Kolmogorov-Smirnov Normality test

The Kolmogorov-Smirnov ‘goodness to fit’ test examines whether two datasets differ significantly. It makes no assumption on the distribution of the data and is technically speaking a non-parametric test. It can also be used to demonstrate that the data fit other distributions (outside the scope of this book). However, because the Kolmogorov-Smirnov test is more general, it tends to be less powerful (larger numbers are required to note a difference). The test is especially useful in larger sample sizes (> 50). The null hypothesis is that the data follow the specified distribution and the alternate hypothesis is that the data are not from the same distribution. To test whether the height data conform a Normal distribution, enter in the command window:

ks.test(height10$height,"pnorm",mean=mean(height10$height),sd=sd(height10$height))

	Asymptotic one-sample Kolmogorov-Smirnov test

data:  height10$height
D = 0.13841, p-value = 0.9909
alternative hypothesis: two-sided

Warning message:
In ks.test.default(height10$height, "pnorm", mean = mean(height10$height),  :
  ties should not be present for the one-sample Kolmogorov-Smirnov test

The Kolmogorov-Smirnov test compares the height data with a Normal distribution (“pnorm”) that has a mean and standard deviation that is the same as the height data (mean =mean(height10$height) and sd=sd(height10$height)). The p -value is 0.9909 and there is no reason to reject the null hypothesis (there is no difference between the height data and a Normal distribution with the same mean and standard deviation). It can be concluded that the height conforms a Normal distribution using the Kolmogorov-Smirnov test.

The output does state that a correct p-value can’t be computed with ties (the same values in the data). This is because two of the ten patients have a height of 160 cm. This can easily be overcome by introducing a greater precision into the data

height=c(184,146,169,185,160,173,179,171,160.001,150)

Now, the test gives a more accurate p-value:

ks.test(height,"pnorm",mean=mean(height),sd=sd(height))
    One-sample Kolmogorov-Smirnov test
data:  height
D = 0.1384, p-value = 0.9769
alternative hypothesis: two-sided

Please note that a new variable height has been declared that is different from the height variable in the height10 data frame. As a result, only height is entered as argument for the function and not height10$height.
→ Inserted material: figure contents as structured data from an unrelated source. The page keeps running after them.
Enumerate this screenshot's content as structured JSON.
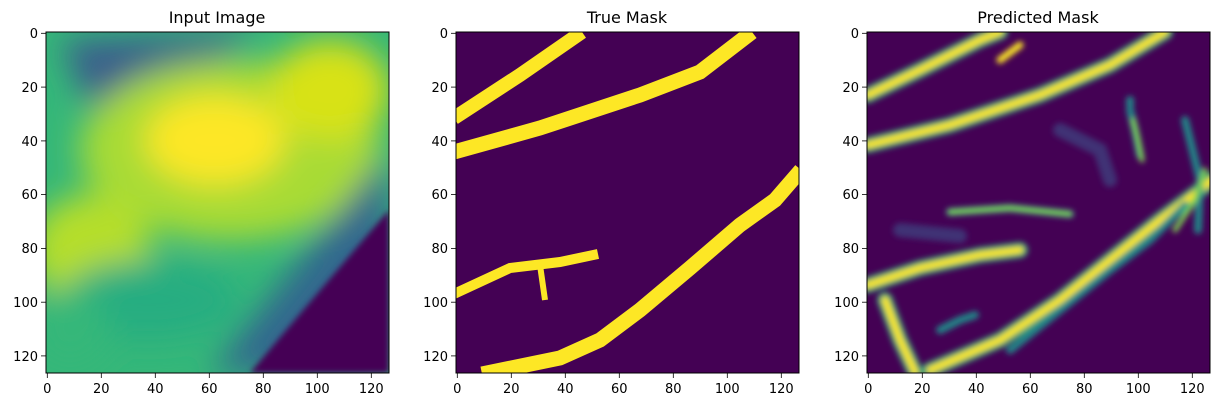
{
  "chart_data": [
    {
      "type": "heatmap",
      "title": "Input Image",
      "colormap": "viridis",
      "xlim": [
        0,
        127
      ],
      "ylim": [
        127,
        0
      ],
      "xticks": [
        "0",
        "20",
        "40",
        "60",
        "80",
        "100",
        "120"
      ],
      "yticks": [
        "0",
        "20",
        "40",
        "60",
        "80",
        "100",
        "120"
      ],
      "grid": false
    },
    {
      "type": "heatmap",
      "title": "True Mask",
      "colormap": "viridis",
      "xlim": [
        0,
        127
      ],
      "ylim": [
        127,
        0
      ],
      "xticks": [
        "0",
        "20",
        "40",
        "60",
        "80",
        "100",
        "120"
      ],
      "yticks": [
        "0",
        "20",
        "40",
        "60",
        "80",
        "100",
        "120"
      ],
      "grid": false
    },
    {
      "type": "heatmap",
      "title": "Predicted Mask",
      "colormap": "viridis",
      "xlim": [
        0,
        127
      ],
      "ylim": [
        127,
        0
      ],
      "xticks": [
        "0",
        "20",
        "40",
        "60",
        "80",
        "100",
        "120"
      ],
      "yticks": [
        "0",
        "20",
        "40",
        "60",
        "80",
        "100",
        "120"
      ],
      "grid": false
    }
  ],
  "colors": {
    "viridis_low": "#440154",
    "viridis_mid": "#21918c",
    "viridis_green": "#35b779",
    "viridis_high": "#fde725"
  }
}
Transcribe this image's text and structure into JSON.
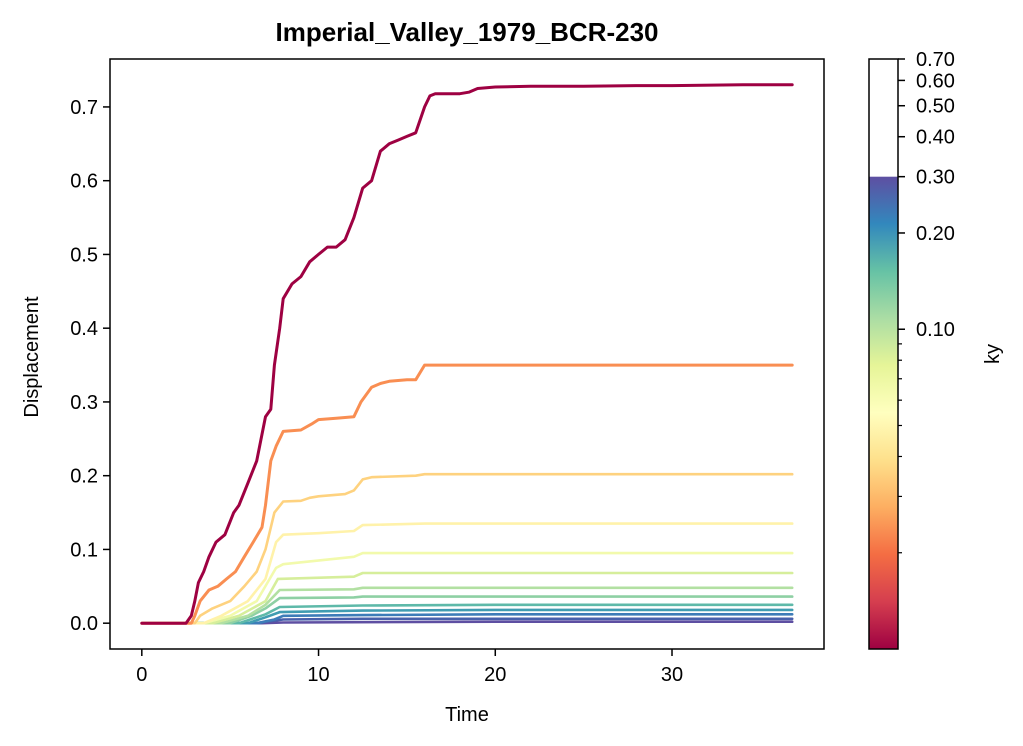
{
  "chart_data": {
    "type": "line",
    "title": "Imperial_Valley_1979_BCR-230",
    "xlabel": "Time",
    "ylabel": "Displacement",
    "xlim": [
      -1.8,
      38.6
    ],
    "ylim": [
      -0.035,
      0.765
    ],
    "xticks": [
      0,
      10,
      20,
      30
    ],
    "xtick_labels": [
      "0",
      "10",
      "20",
      "30"
    ],
    "yticks": [
      0.0,
      0.1,
      0.2,
      0.3,
      0.4,
      0.5,
      0.6,
      0.7
    ],
    "ytick_labels": [
      "0.0",
      "0.1",
      "0.2",
      "0.3",
      "0.4",
      "0.5",
      "0.6",
      "0.7"
    ],
    "grid": false,
    "legend": "none",
    "colormap": "Spectral",
    "colorbar": {
      "label": "ky",
      "scale": "log",
      "range": [
        0.01,
        0.7
      ],
      "filled_max": 0.3,
      "tick_values": [
        0.1,
        0.2,
        0.3,
        0.4,
        0.5,
        0.6,
        0.7
      ],
      "tick_labels": [
        "0.10",
        "0.20",
        "0.30",
        "0.40",
        "0.50",
        "0.60",
        "0.70"
      ],
      "minor_tick_values": [
        0.02,
        0.03,
        0.04,
        0.05,
        0.06,
        0.07,
        0.08,
        0.09
      ]
    },
    "series": [
      {
        "ky": 0.01,
        "color": "#9e0142",
        "x": [
          0,
          2.5,
          2.8,
          3.0,
          3.2,
          3.5,
          3.8,
          4.2,
          4.7,
          5.2,
          5.5,
          6.0,
          6.5,
          7.0,
          7.3,
          7.5,
          7.8,
          8.0,
          8.5,
          9.0,
          9.5,
          10.0,
          10.5,
          11.0,
          11.5,
          12.0,
          12.5,
          13.0,
          13.5,
          14.0,
          14.5,
          15.0,
          15.5,
          16.0,
          16.3,
          16.6,
          17.0,
          18.0,
          18.5,
          19.0,
          19.5,
          20.0,
          22.0,
          25.0,
          28.0,
          30.0,
          34.0,
          36.8
        ],
        "y": [
          0.0,
          0.0,
          0.01,
          0.03,
          0.055,
          0.07,
          0.09,
          0.11,
          0.12,
          0.15,
          0.16,
          0.19,
          0.22,
          0.28,
          0.29,
          0.35,
          0.4,
          0.44,
          0.46,
          0.47,
          0.49,
          0.5,
          0.51,
          0.51,
          0.52,
          0.55,
          0.59,
          0.6,
          0.64,
          0.65,
          0.655,
          0.66,
          0.665,
          0.7,
          0.715,
          0.718,
          0.718,
          0.718,
          0.72,
          0.725,
          0.726,
          0.727,
          0.728,
          0.728,
          0.729,
          0.729,
          0.73,
          0.73
        ]
      },
      {
        "ky": 0.02,
        "color": "#f98e52",
        "x": [
          0,
          2.8,
          3.0,
          3.3,
          3.8,
          4.3,
          4.8,
          5.3,
          5.8,
          6.3,
          6.8,
          7.0,
          7.3,
          7.6,
          8.0,
          9.0,
          9.6,
          10.0,
          11.0,
          12.0,
          12.4,
          13.0,
          13.5,
          14.0,
          15.0,
          15.5,
          16.0,
          17.0,
          20.0,
          25.0,
          30.0,
          36.8
        ],
        "y": [
          0.0,
          0.0,
          0.01,
          0.03,
          0.045,
          0.05,
          0.06,
          0.07,
          0.09,
          0.11,
          0.13,
          0.16,
          0.22,
          0.24,
          0.26,
          0.262,
          0.27,
          0.276,
          0.278,
          0.28,
          0.3,
          0.32,
          0.325,
          0.328,
          0.33,
          0.33,
          0.35,
          0.35,
          0.35,
          0.35,
          0.35,
          0.35
        ]
      },
      {
        "ky": 0.03,
        "color": "#fed27f",
        "x": [
          0,
          3.0,
          3.3,
          4.0,
          5.0,
          5.8,
          6.5,
          7.0,
          7.5,
          8.0,
          9.0,
          9.5,
          10.0,
          11.5,
          12.0,
          12.5,
          13.0,
          15.5,
          16.0,
          20.0,
          25.0,
          30.0,
          36.8
        ],
        "y": [
          0.0,
          0.0,
          0.01,
          0.02,
          0.03,
          0.05,
          0.07,
          0.1,
          0.15,
          0.165,
          0.166,
          0.17,
          0.172,
          0.175,
          0.18,
          0.195,
          0.198,
          0.2,
          0.202,
          0.202,
          0.202,
          0.202,
          0.202
        ]
      },
      {
        "ky": 0.04,
        "color": "#fff2aa",
        "x": [
          0,
          3.5,
          4.5,
          6.0,
          7.0,
          7.6,
          8.0,
          10.0,
          12.0,
          12.5,
          16.0,
          20.0,
          25.0,
          30.0,
          36.8
        ],
        "y": [
          0.0,
          0.0,
          0.01,
          0.03,
          0.06,
          0.11,
          0.12,
          0.122,
          0.125,
          0.133,
          0.135,
          0.135,
          0.135,
          0.135,
          0.135
        ]
      },
      {
        "ky": 0.05,
        "color": "#f2faac",
        "x": [
          0,
          3.5,
          5.0,
          6.5,
          7.6,
          8.0,
          12.0,
          12.5,
          16.0,
          20.0,
          25.0,
          30.0,
          36.8
        ],
        "y": [
          0.0,
          0.0,
          0.01,
          0.03,
          0.075,
          0.08,
          0.09,
          0.095,
          0.095,
          0.095,
          0.095,
          0.095,
          0.095
        ]
      },
      {
        "ky": 0.06,
        "color": "#d6ee9b",
        "x": [
          0,
          4.0,
          5.5,
          7.0,
          7.7,
          12.0,
          12.5,
          16.0,
          20.0,
          25.0,
          30.0,
          36.8
        ],
        "y": [
          0.0,
          0.0,
          0.01,
          0.03,
          0.06,
          0.063,
          0.068,
          0.068,
          0.068,
          0.068,
          0.068,
          0.068
        ]
      },
      {
        "ky": 0.07,
        "color": "#b2e0a2",
        "x": [
          0,
          4.5,
          6.0,
          7.0,
          7.8,
          12.0,
          12.5,
          20.0,
          25.0,
          30.0,
          36.8
        ],
        "y": [
          0.0,
          0.0,
          0.01,
          0.025,
          0.045,
          0.046,
          0.048,
          0.048,
          0.048,
          0.048,
          0.048
        ]
      },
      {
        "ky": 0.08,
        "color": "#8ed0a4",
        "x": [
          0,
          5.0,
          6.2,
          7.0,
          7.8,
          12.0,
          12.5,
          20.0,
          25.0,
          30.0,
          36.8
        ],
        "y": [
          0.0,
          0.0,
          0.01,
          0.02,
          0.034,
          0.035,
          0.036,
          0.036,
          0.036,
          0.036,
          0.036
        ]
      },
      {
        "ky": 0.1,
        "color": "#5eb9a9",
        "x": [
          0,
          5.5,
          6.5,
          7.0,
          7.8,
          12.5,
          20.0,
          25.0,
          30.0,
          36.8
        ],
        "y": [
          0.0,
          0.0,
          0.008,
          0.012,
          0.022,
          0.024,
          0.025,
          0.025,
          0.025,
          0.025
        ]
      },
      {
        "ky": 0.12,
        "color": "#409cb1",
        "x": [
          0,
          6.0,
          7.0,
          7.8,
          12.5,
          20.0,
          25.0,
          30.0,
          36.8
        ],
        "y": [
          0.0,
          0.0,
          0.008,
          0.015,
          0.017,
          0.018,
          0.018,
          0.018,
          0.018
        ]
      },
      {
        "ky": 0.15,
        "color": "#3d7cb8",
        "x": [
          0,
          6.5,
          7.5,
          8.0,
          12.5,
          20.0,
          30.0,
          36.8
        ],
        "y": [
          0.0,
          0.0,
          0.005,
          0.01,
          0.011,
          0.012,
          0.012,
          0.012
        ]
      },
      {
        "ky": 0.2,
        "color": "#4860ab",
        "x": [
          0,
          6.7,
          7.0,
          8.0,
          12.5,
          20.0,
          36.8
        ],
        "y": [
          0.0,
          0.0,
          0.002,
          0.005,
          0.006,
          0.006,
          0.006
        ]
      },
      {
        "ky": 0.3,
        "color": "#5e4fa2",
        "x": [
          0,
          6.8,
          8.0,
          20.0,
          36.8
        ],
        "y": [
          0.0,
          0.0,
          0.001,
          0.002,
          0.002
        ]
      }
    ]
  }
}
To test the fracture healing time data with the Kolmogorov-Smirnov test:

ks.test(tibfracture10$healingtime,"pnorm",mean=mean(tibfracture10$healingtime),sd=sd(tibfracture10$healingtime))
    One-sample Kolmogorov-Smirnov test
data:  tibfracture10$healingtime
D = 0.2524, p-value = 0.4723
alternative hypothesis: two-sided

On the basis of the Kolmogorov-Smirnov test, the null hypothesis (there is no difference between the healing time data and a Normal distribution with a the same mean and standard deviation) can’t be rejected. It may be concluded that the data can be reasonably modelled with a Normal distribution. However, the graphical method and the Shapiro-Wilk test have shown that the healing time is does not conform a Normal distribution. This illustrates the lesser statistical power of the Kolmogorov-Smirnov test, especially in smaller sample sizes.

Overall, it can be concluded that it is reasonable to model height with a Normal distribution, but not the healing time.